Publié le par Rorosky62

Photo montage parue sur «  Chess 24 »

La série «  Queen’s Gambit » sur Netflix fait un carton grand public, en termes d’ audience et les ventes de jeux se multiplient  ( la Tournerie  Roiz ne peut plus fournir !  ) et le nombre de joueurs sur le net explose en cette période de confinement !

Qu’en est -il de l’ avis des aficionados du jeu ? Sur Chess 24,  Magnus Carlsen lui attribue une note de 5/6, Trouvant certes la progression de la jeune Beth ( remarquable dans son rôle de joueuse mono maniaque ) «  peu réaliste » mais reconnaissant par ailleurs la pertinence de ses toc, des stigmates de sa passion, de la vraisemblance de son jeu. 

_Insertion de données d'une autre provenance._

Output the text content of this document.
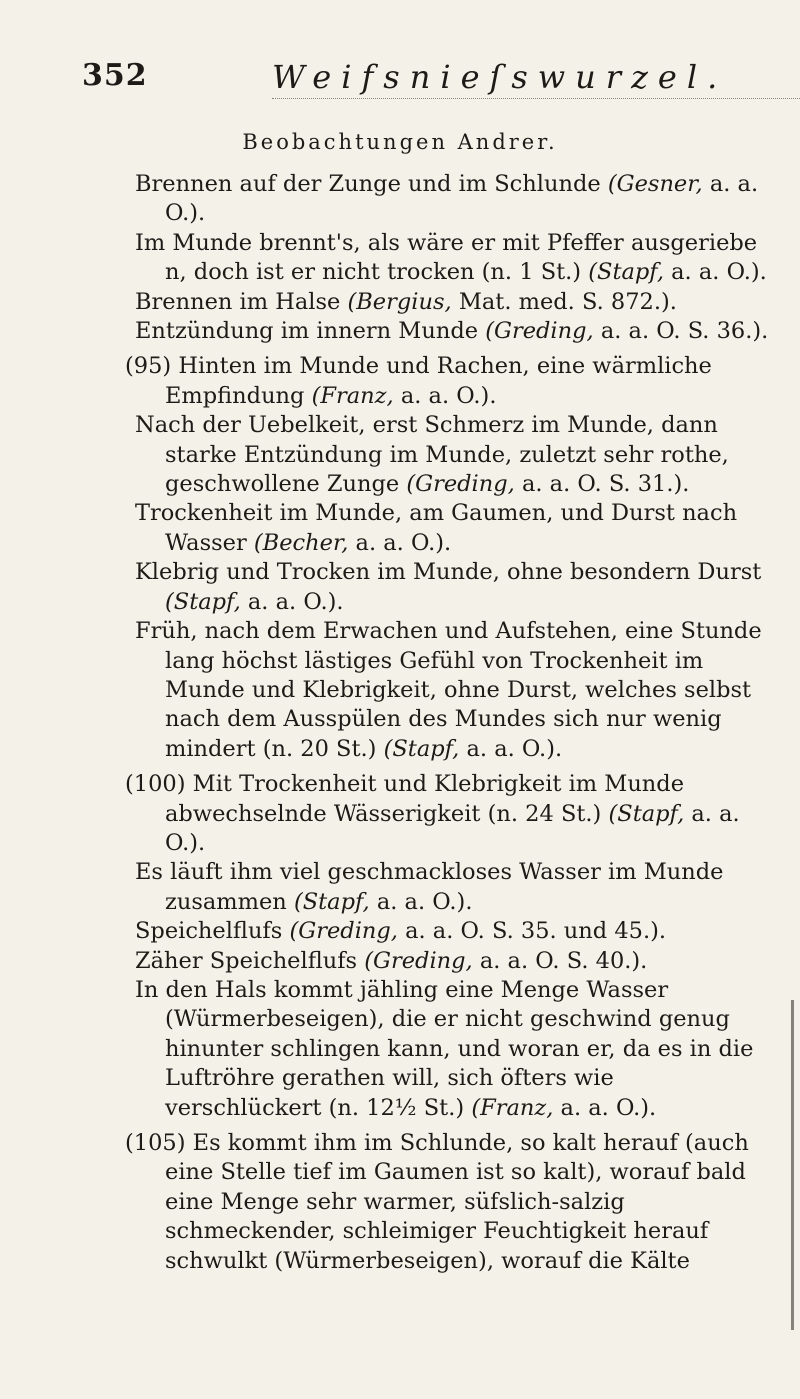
352	Weifsnieſswurzel.
Beobachtungen Andrer.

Brennen auf der Zunge und im Schlunde (Gesner, a. a. O.).

Im Munde brennt's, als wäre er mit Pfeffer ausgeriebe n, doch ist er nicht trocken (n. 1 St.) (Stapf, a. a. O.).

Brennen im Halse (Bergius, Mat. med. S. 872.).

Entzündung im innern Munde (Greding, a. a. O. S. 36.).

(95) Hinten im Munde und Rachen, eine wärmliche Empfindung (Franz, a. a. O.).

Nach der Uebelkeit, erst Schmerz im Munde, dann starke Entzündung im Munde, zuletzt sehr rothe, geschwollene Zunge (Greding, a. a. O. S. 31.).

Trockenheit im Munde, am Gaumen, und Durst nach Wasser (Becher, a. a. O.).

Klebrig und Trocken im Munde, ohne besondern Durst (Stapf, a. a. O.).

Früh, nach dem Erwachen und Aufstehen, eine Stunde lang höchst lästiges Gefühl von Trockenheit im Munde und Klebrigkeit, ohne Durst, welches selbst nach dem Ausspülen des Mundes sich nur wenig mindert (n. 20 St.) (Stapf, a. a. O.).

(100) Mit Trockenheit und Klebrigkeit im Munde abwechselnde Wässerigkeit (n. 24 St.) (Stapf, a. a. O.).

Es läuft ihm viel geschmackloses Wasser im Munde zusammen (Stapf, a. a. O.).

Speichelflufs (Greding, a. a. O. S. 35. und 45.).

Zäher Speichelflufs (Greding, a. a. O. S. 40.).

In den Hals kommt jähling eine Menge Wasser (Würmerbeseigen), die er nicht geschwind genug hinunter schlingen kann, und woran er, da es in die Luftröhre gerathen will, sich öfters wie verschlückert (n. 12½ St.) (Franz, a. a. O.).

(105) Es kommt ihm im Schlunde, so kalt herauf (auch eine Stelle tief im Gaumen ist so kalt), worauf bald eine Menge sehr warmer, süfslich-salzig schmeckender, schleimiger Feuchtigkeit herauf schwulkt (Würmerbeseigen), worauf die Kälte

Après  tout, elle est orpheline ( tous les grands champions ou presque le furent partiellement ), et utilise pour combler son vide affectif et parfaire ses capacités de concentration et d'abstraction un plafond  blanc, comme échiquier  mental ( ça, c’est très réaliste pour tout joueur d’échecs solitaire...) C'est en regardant "au plafond"  qu'elle trouvera les ressources pour battre son plus coriace adversaire dans le dernier épisode de la série. Ainsi ont fait de nombreux joueurs, Ivanchuk est le plus célèbre des "rêveurs" victorieux,   aussi le jeune Magnus ( 13 ans ) contre un certain Garry Kasparov, dans une célèbre vidéo d'un tournoi en 2003.

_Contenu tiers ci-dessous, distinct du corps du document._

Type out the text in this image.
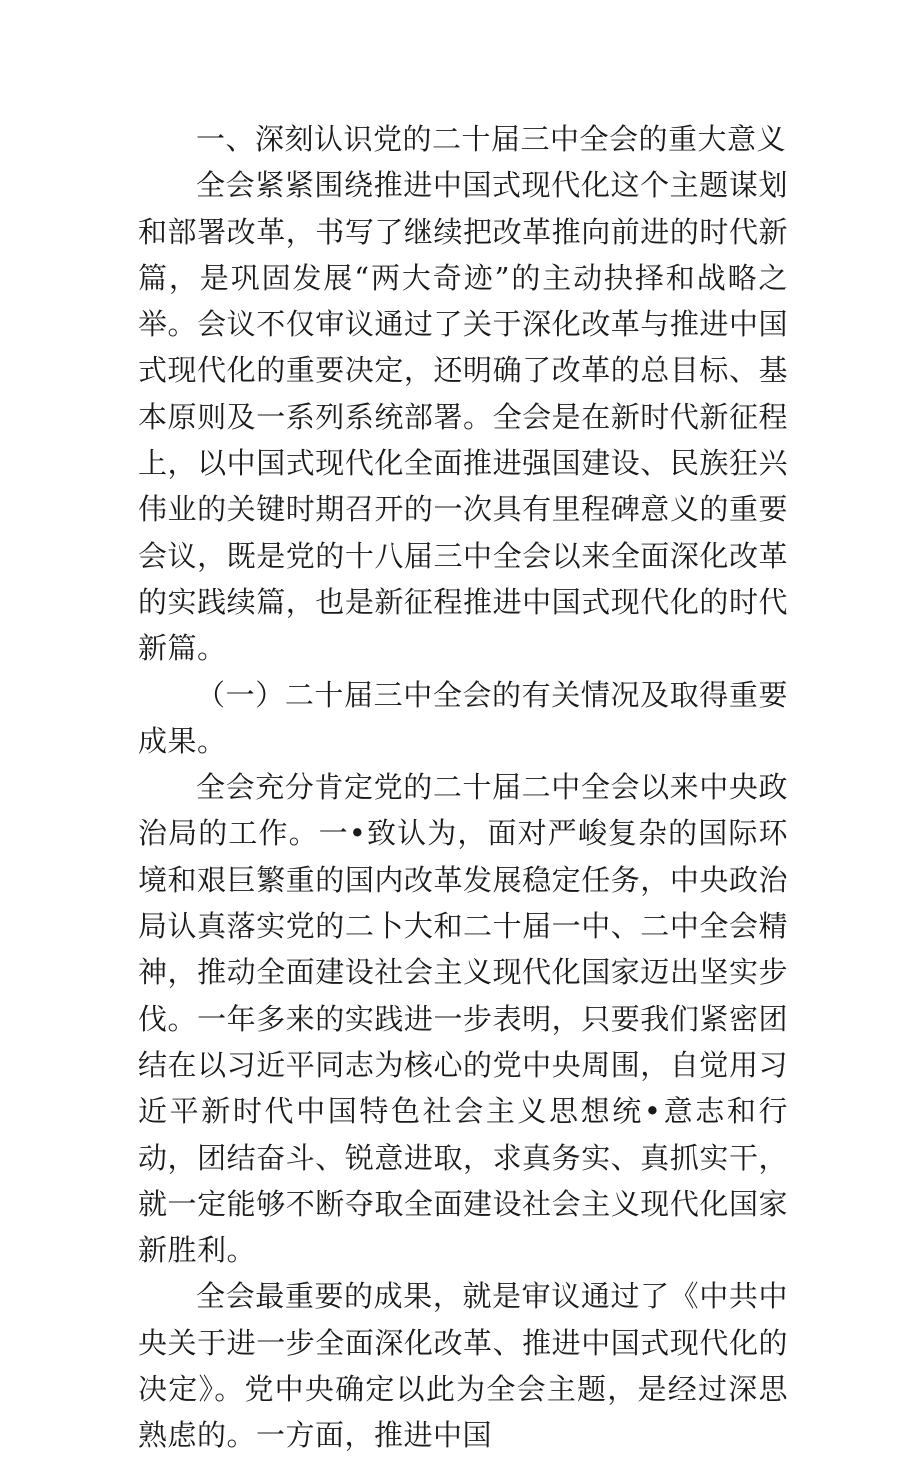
一、深刻认识党的二十届三中全会的重大意义

全会紧紧围绕推进中国式现代化这个主题谋划和部署改革，书写了继续把改革推向前进的时代新篇，是巩固发展“两大奇迹”的主动抉择和战略之举。会议不仅审议通过了关于深化改革与推进中国式现代化的重要决定，还明确了改革的总目标、基本原则及一系列系统部署。全会是在新时代新征程上，以中国式现代化全面推进强国建设、民族狂兴伟业的关键时期召开的一次具有里程碑意义的重要会议，既是党的十八届三中全会以来全面深化改革的实践续篇，也是新征程推进中国式现代化的时代新篇。

（一）二十届三中全会的有关情况及取得重要成果。

全会充分肯定党的二十届二中全会以来中央政治局的工作。一•致认为，面对严峻复杂的国际环境和艰巨繁重的国内改革发展稳定任务，中央政治局认真落实党的二卜大和二十届一中、二中全会精神，推动全面建设社会主义现代化国家迈出坚实步伐。一年多来的实践进一步表明，只要我们紧密团结在以习近平同志为核心的党中央周围，自觉用习近平新时代中国特色社会主义思想统•意志和行动，团结奋斗、锐意进取，求真务实、真抓实干，就一定能够不断夺取全面建设社会主义现代化国家新胜利。

全会最重要的成果，就是审议通过了《中共中央关于进一步全面深化改革、推进中国式现代化的决定》。党中央确定以此为全会主题，是经过深思熟虑的。一方面，推进中国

J’ajouterai pour ma part et pour avoir vu les deux premiers  épisodes que cette série nous dresse aussi en arrière plan, et non sans humour, un portrait convaincant de l’Amérique petite bourgeoise puritaine, sexiste  et neurasthénique des années cinquante, tant au coeur d’un orphelinat grisâtre du premier épisode qu’au sein d’une famille d’accueil éclatée dans le deuxième épisode. 

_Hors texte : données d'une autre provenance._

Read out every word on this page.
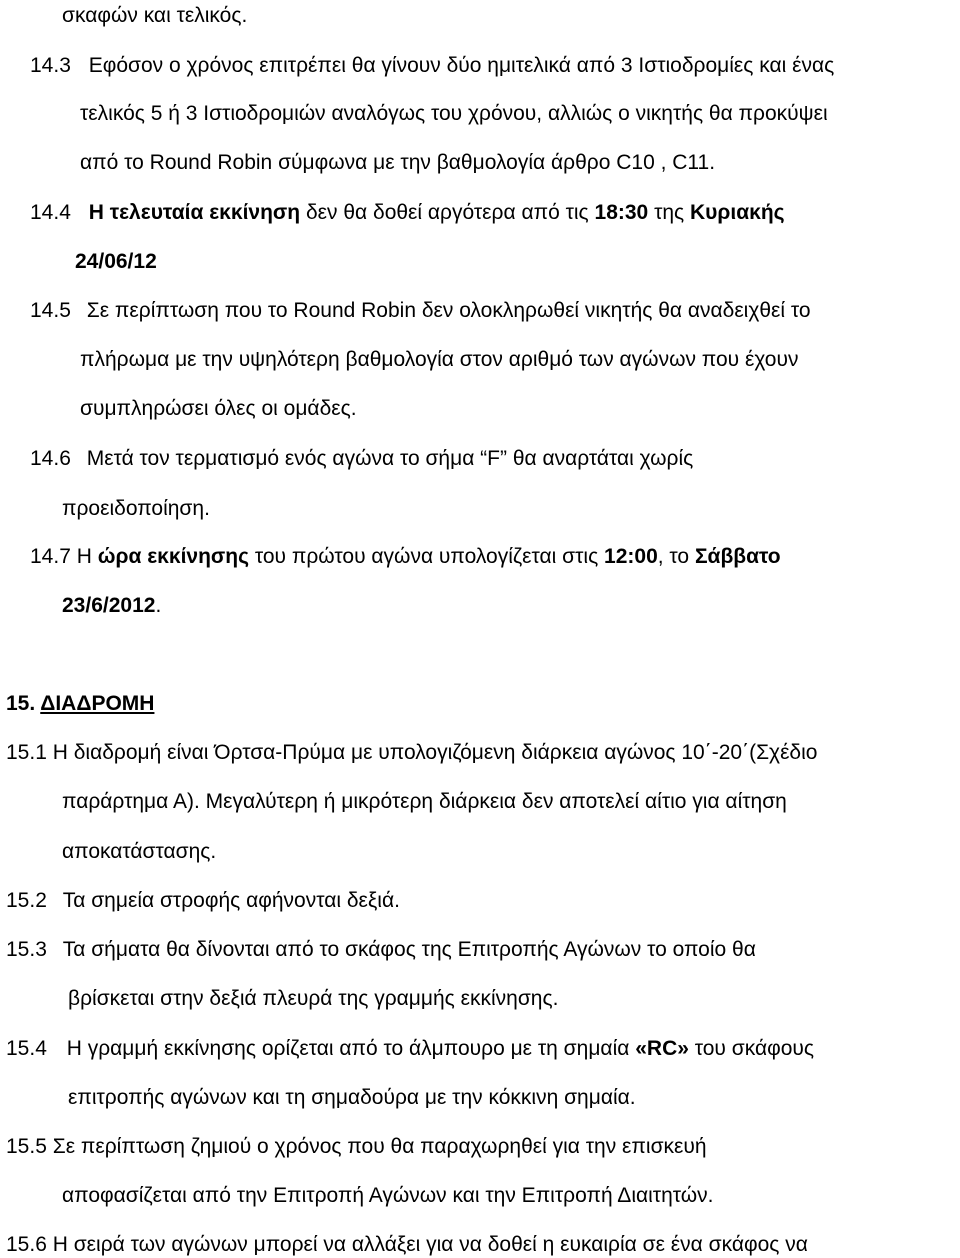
σκαφών και τελικός.
14.3 Εφόσον ο χρόνος επιτρέπει θα γίνουν δύο ημιτελικά από 3 Ιστιοδρομίες και ένας
τελικός 5 ή 3 Ιστιοδρομιών αναλόγως του χρόνου, αλλιώς ο νικητής θα προκύψει
από το Round Robin σύμφωνα με την βαθμολογία άρθρο C10 , C11.
14.4 Η τελευταία εκκίνηση δεν θα δοθεί αργότερα από τις 18:30 της Κυριακής
24/06/12
14.5 Σε περίπτωση που το Round Robin δεν ολοκληρωθεί νικητής θα αναδειχθεί το
πλήρωμα με την υψηλότερη βαθμολογία στον αριθμό των αγώνων που έχουν
συμπληρώσει όλες οι ομάδες.
14.6 Μετά τον τερματισμό ενός αγώνα το σήμα “F” θα αναρτάται χωρίς
προειδοποίηση.
14.7 Η ώρα εκκίνησης του πρώτου αγώνα υπολογίζεται στις 12:00, το Σάββατο
23/6/2012.
15. ΔΙΑΔΡΟΜΗ
15.1 Η διαδρομή είναι Όρτσα-Πρύμα με υπολογιζόμενη διάρκεια αγώνος 10΄-20΄(Σχέδιο
παράρτημα Α). Μεγαλύτερη ή μικρότερη διάρκεια δεν αποτελεί αίτιο για αίτηση
αποκατάστασης.
15.2 Τα σημεία στροφής αφήνονται δεξιά.
15.3 Τα σήματα θα δίνονται από το σκάφος της Επιτροπής Αγώνων το οποίο θα
βρίσκεται στην δεξιά πλευρά της γραμμής εκκίνησης.
15.4 Η γραμμή εκκίνησης ορίζεται από το άλμπουρο με τη σημαία «RC» του σκάφους
επιτροπής αγώνων και τη σημαδούρα με την κόκκινη σημαία.
15.5 Σε περίπτωση ζημιού ο χρόνος που θα παραχωρηθεί για την επισκευή
αποφασίζεται από την Επιτροπή Αγώνων και την Επιτροπή Διαιτητών.
15.6 Η σειρά των αγώνων μπορεί να αλλάξει για να δοθεί η ευκαιρία σε ένα σκάφος να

Dans  les deux épisodes suivants, "sex,  drugs and rock n’roll"   ne sont pas que du remplissage ou du divertissement tape à  l’oeil, mais l’apprentissage initiatique  douloureux de la vie du personnage central. Une phrase très juste, celle du russe Borgov à  Mexico, en 1966,  dans l‘ascenseur   : «  C’est une survivante, elle est comme nous, elle n’a pas le droit à  l’erreur. Que  serait sa vie  sans cela ? » 

Les épisodes suivants ( 5 et 6 )  sont plus sombres, Beth y est en proie à  ses démons, dont l’alcool et les médicaments,  car cette série est aussi une métaphore sur la solitude du joueur de très haut niveau, et quel sens donner à sa vie en dehors de l’univers «  rassurant » des 64 cases ? 

La rédemption viendra pourtant, lors du dernier épisode, mais n'en disons pas plus... 

Tout est remarquablement bien filmé , cohérent et bien interprété sous le contrôle de Kasparov en ce qui concerne la vraisemblance échiquéenne. Le fait qu’on laisse à  une fille l’occasion de mater toute une cohorte de mâles ( de l'ado. ricain boutonneux au Champion du Monde soviétique au style "bureaucratique")  est certes dans ces années là  peu réaliste, mais n’oublions pas que Vera Menchik  a bel et bien existé  avant Beth, ou que  la véritable joueuse allemande Sonja  Graf fut la contemporaine de la fictive Beth.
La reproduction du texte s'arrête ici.